Take him out without the leash but stay close to him. As soon as the beep goes off, kneel down and call him over while you hold out a treat. Really do everything you can to encourage him to come to you. Get animated and playful.
As soon as he comes away from the fence, give him the reward. He needs to get a tasty treat every single time he moves away. Over time, his natural reaction will be to move away from the fence when he hears the beep.
Supervise from inside
After a week or two, when you think he’s got the hang of it, you can supervise him from inside. If he comes in to you after the beep, give him a treat and some praise. If he goes towards the fence, run over to retrieve him and go back to the previous steps for a little while longer.
The Environment Method
The fence will be much more successful if you can remove some of the temptations. If you can’t remove them, simply making them harder to see could make a big difference. A bush, for example, that goes up to his head height could make life a lot easier.

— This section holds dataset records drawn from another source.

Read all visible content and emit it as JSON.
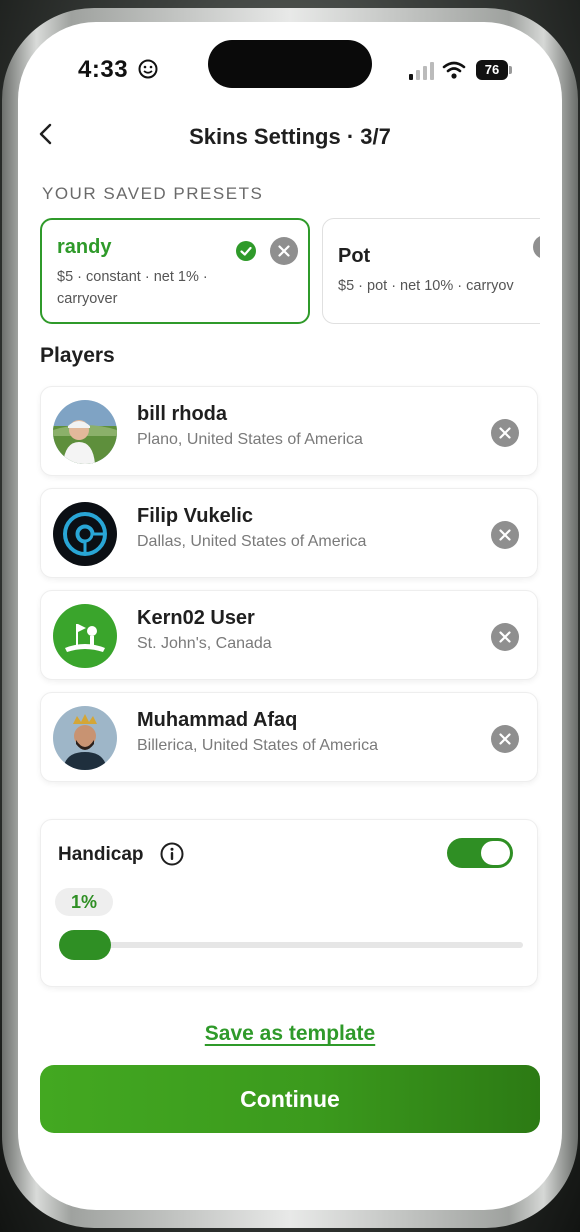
{
  "status_bar": {
    "time": "4:33",
    "battery": "76"
  },
  "nav": {
    "title": "Skins Settings · 3/7"
  },
  "presets": {
    "section_label": "YOUR SAVED PRESETS",
    "items": [
      {
        "name": "randy",
        "description": "$5 · constant · net 1% · carryover",
        "selected": true
      },
      {
        "name": "Pot",
        "description": "$5 · pot · net 10% · carryov",
        "selected": false
      }
    ]
  },
  "players": {
    "title": "Players",
    "items": [
      {
        "name": "bill rhoda",
        "location": "Plano, United States of America",
        "avatar": "golfer-photo"
      },
      {
        "name": "Filip Vukelic",
        "location": "Dallas, United States of America",
        "avatar": "swirl-logo"
      },
      {
        "name": "Kern02 User",
        "location": "St. John's, Canada",
        "avatar": "golf-course-icon"
      },
      {
        "name": "Muhammad Afaq",
        "location": "Billerica, United States of America",
        "avatar": "person-photo"
      }
    ]
  },
  "handicap": {
    "label": "Handicap",
    "enabled": true,
    "value_label": "1%",
    "value_fraction": 0.01
  },
  "actions": {
    "save_template": "Save as template",
    "continue": "Continue"
  },
  "colors": {
    "accent": "#2f9a2a",
    "accent_dark": "#2c7a14",
    "muted_text": "#7a7a7a"
  }
}
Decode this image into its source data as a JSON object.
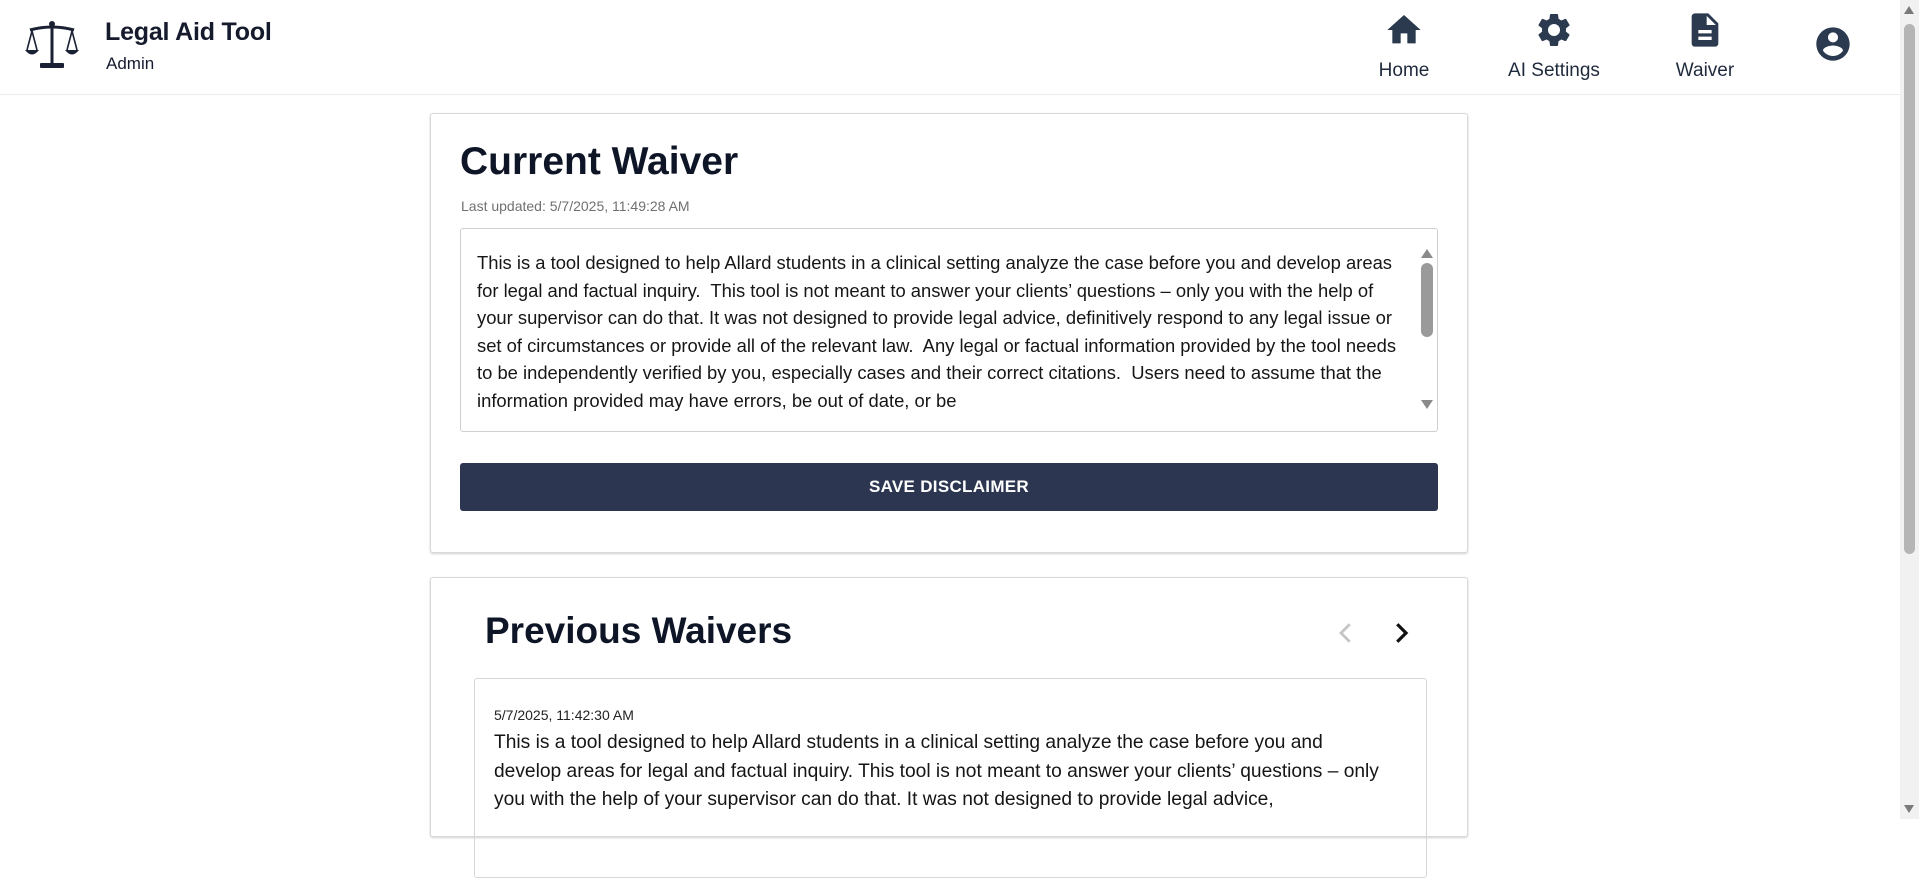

Secure him to a long leash in the yard that is tethered to near the house. Make sure the leash gives him plenty of space, but not enough to quite get to the fence. Leave him on this every time he’s in the yard for the first couple of weeks. This will naturally teach him where his territory begins and ends. Then when he’s off the leash he won’t think of going any further anyway.
Lose the leash
After a couple of weeks it’s time to put the training to the test. Make sure you stay around to supervise him to start with. Also don’t let anyone else in the house play too close to the fence when he’s just come off the leash. Everyone needs to be leading by example.
Whenever he’s playing away from the fence, give him attention and praise for the first few weeks. You can also give him treats. If he gets too close to the fence, cut out all attention. He’ll soon associate the space near the fence as a lonely space where he won’t get any tasty rewards or love from his owner.
When you do see him getting too close to the fence, tempt him away with a treat and have him perform a trick. You can have him ‘sit’, lay ‘down’, ‘roll over’, anything you like. The point is you distract him and channel his energy into something productive instead. He’ll soon forget all about wanting to cross the fence threshold entirely.